Var-Matin (Brignoles / Le Luc / Saint-Maximin)
Gianni, aide-soignant la nuit et jardinier la journée
Nous l’appellerons Gianni. Comme Emma (lire page ci-contre), il est obligé de conserver l’anonymat. Aide-soignant hospitalier, le quadragénaire, divorcé et père de trois enfants, gagne 1 650 euros en moyenne par mois en incluant les primes de week-end et de nuit. Avec un loyer de 900 euros, il lui reste à peine 700 euros pour vivre et faire vivre ses enfants. « Mes enfants ne sont pas exigeants, ils comprennent la situation… Mais, avec une telle somme, il est impossible de faire face aux dépenses essentielles, comme la nourriture, l’assurance voiture… », résume pudiquement Gianni. Alors, il n’a eu d’autres choix que de chercher une source complémentaire de revenus.

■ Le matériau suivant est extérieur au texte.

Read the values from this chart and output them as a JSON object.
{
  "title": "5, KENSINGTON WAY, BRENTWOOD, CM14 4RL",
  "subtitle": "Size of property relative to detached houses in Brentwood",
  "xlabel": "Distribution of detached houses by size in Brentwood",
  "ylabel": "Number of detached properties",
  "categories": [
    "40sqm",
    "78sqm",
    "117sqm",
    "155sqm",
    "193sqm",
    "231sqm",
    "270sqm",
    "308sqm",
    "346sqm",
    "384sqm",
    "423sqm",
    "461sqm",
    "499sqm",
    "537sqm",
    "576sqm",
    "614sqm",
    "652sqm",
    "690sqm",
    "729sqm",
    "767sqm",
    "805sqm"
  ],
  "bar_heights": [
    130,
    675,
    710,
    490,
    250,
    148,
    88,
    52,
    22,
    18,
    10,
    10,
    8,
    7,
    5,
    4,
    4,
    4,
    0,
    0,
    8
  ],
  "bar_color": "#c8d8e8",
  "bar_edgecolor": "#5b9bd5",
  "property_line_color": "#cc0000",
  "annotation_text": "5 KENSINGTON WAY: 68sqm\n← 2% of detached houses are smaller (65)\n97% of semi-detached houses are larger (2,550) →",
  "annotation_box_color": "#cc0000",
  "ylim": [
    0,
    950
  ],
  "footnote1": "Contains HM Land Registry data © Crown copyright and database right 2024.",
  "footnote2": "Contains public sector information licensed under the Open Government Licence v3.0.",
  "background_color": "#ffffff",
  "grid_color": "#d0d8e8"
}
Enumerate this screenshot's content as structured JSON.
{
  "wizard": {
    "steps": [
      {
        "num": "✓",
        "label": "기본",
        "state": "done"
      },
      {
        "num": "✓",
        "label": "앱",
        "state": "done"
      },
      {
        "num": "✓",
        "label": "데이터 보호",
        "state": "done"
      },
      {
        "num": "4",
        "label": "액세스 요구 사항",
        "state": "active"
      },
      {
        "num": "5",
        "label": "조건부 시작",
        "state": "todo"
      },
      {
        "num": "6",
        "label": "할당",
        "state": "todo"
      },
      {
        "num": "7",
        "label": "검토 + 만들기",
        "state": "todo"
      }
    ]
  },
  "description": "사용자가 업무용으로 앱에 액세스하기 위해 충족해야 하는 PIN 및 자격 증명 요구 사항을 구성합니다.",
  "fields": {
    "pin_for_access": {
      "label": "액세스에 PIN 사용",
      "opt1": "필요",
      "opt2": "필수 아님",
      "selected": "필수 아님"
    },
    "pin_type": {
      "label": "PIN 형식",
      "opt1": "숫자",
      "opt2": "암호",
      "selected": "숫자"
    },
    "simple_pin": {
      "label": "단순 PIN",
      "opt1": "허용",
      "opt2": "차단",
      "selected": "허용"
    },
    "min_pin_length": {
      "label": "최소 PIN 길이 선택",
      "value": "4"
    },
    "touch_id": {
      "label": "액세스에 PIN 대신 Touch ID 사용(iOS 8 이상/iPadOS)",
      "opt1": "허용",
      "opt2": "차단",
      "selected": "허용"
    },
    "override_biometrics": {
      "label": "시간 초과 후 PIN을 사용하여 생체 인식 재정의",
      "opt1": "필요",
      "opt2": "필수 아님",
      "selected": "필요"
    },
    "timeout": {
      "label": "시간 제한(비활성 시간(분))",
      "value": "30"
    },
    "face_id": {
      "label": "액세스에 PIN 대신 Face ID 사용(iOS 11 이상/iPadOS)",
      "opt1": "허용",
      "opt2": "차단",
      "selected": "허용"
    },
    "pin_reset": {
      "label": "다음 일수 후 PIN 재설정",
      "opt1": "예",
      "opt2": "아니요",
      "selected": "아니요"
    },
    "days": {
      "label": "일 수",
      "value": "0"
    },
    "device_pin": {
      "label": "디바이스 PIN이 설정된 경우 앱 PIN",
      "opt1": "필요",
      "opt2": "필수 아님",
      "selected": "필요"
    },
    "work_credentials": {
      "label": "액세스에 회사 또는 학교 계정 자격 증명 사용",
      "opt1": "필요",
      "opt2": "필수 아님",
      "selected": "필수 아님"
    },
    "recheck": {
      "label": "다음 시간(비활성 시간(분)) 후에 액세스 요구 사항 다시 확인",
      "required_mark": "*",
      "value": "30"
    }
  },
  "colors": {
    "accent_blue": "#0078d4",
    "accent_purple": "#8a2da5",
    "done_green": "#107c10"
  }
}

Deux journées de travail qui s’enchaînent
Depuis plusieurs années, il réalise des travaux de jardinage chez des particuliers ou dans des résidences. « Je travaille de nuit à l’hôpital ; je commence à 19 heures et finis à 7 heures du matin. Je rentre chez moi, je dors quelques heures, à midi je déjeune et à 13 heures, je suis sur les chantiers. » À 17 h 30, il reprend la route vers son domicile. Douche rapide, courts moments d’échange avec ses enfants et retour à l’hôpital, pour une nouvelle nuit de travail, sans répit. « Dans mon service, on ne se pose jamais. » Gianni n’est pas homme à se plaindre. L’essentiel pour lui, c’est de pouvoir subvenir aux besoins de ses enfants.
Leur offrir une à deux journées de ski par an.
Jamais de vacances ? La question semble le surprendre. « Même en essayant de mettre un peu d’argent de côté, c’est impossible de partir. Les vacances, c’est à la maison. Et un peu à la plage. » Si certains de ses collègues connaissent sa situation – «Jene suis pas le seul à cumuler deux emplois » – il prend soin que cela ne remonte pas à l’oreille de sa hiérarchie. Trop risqué.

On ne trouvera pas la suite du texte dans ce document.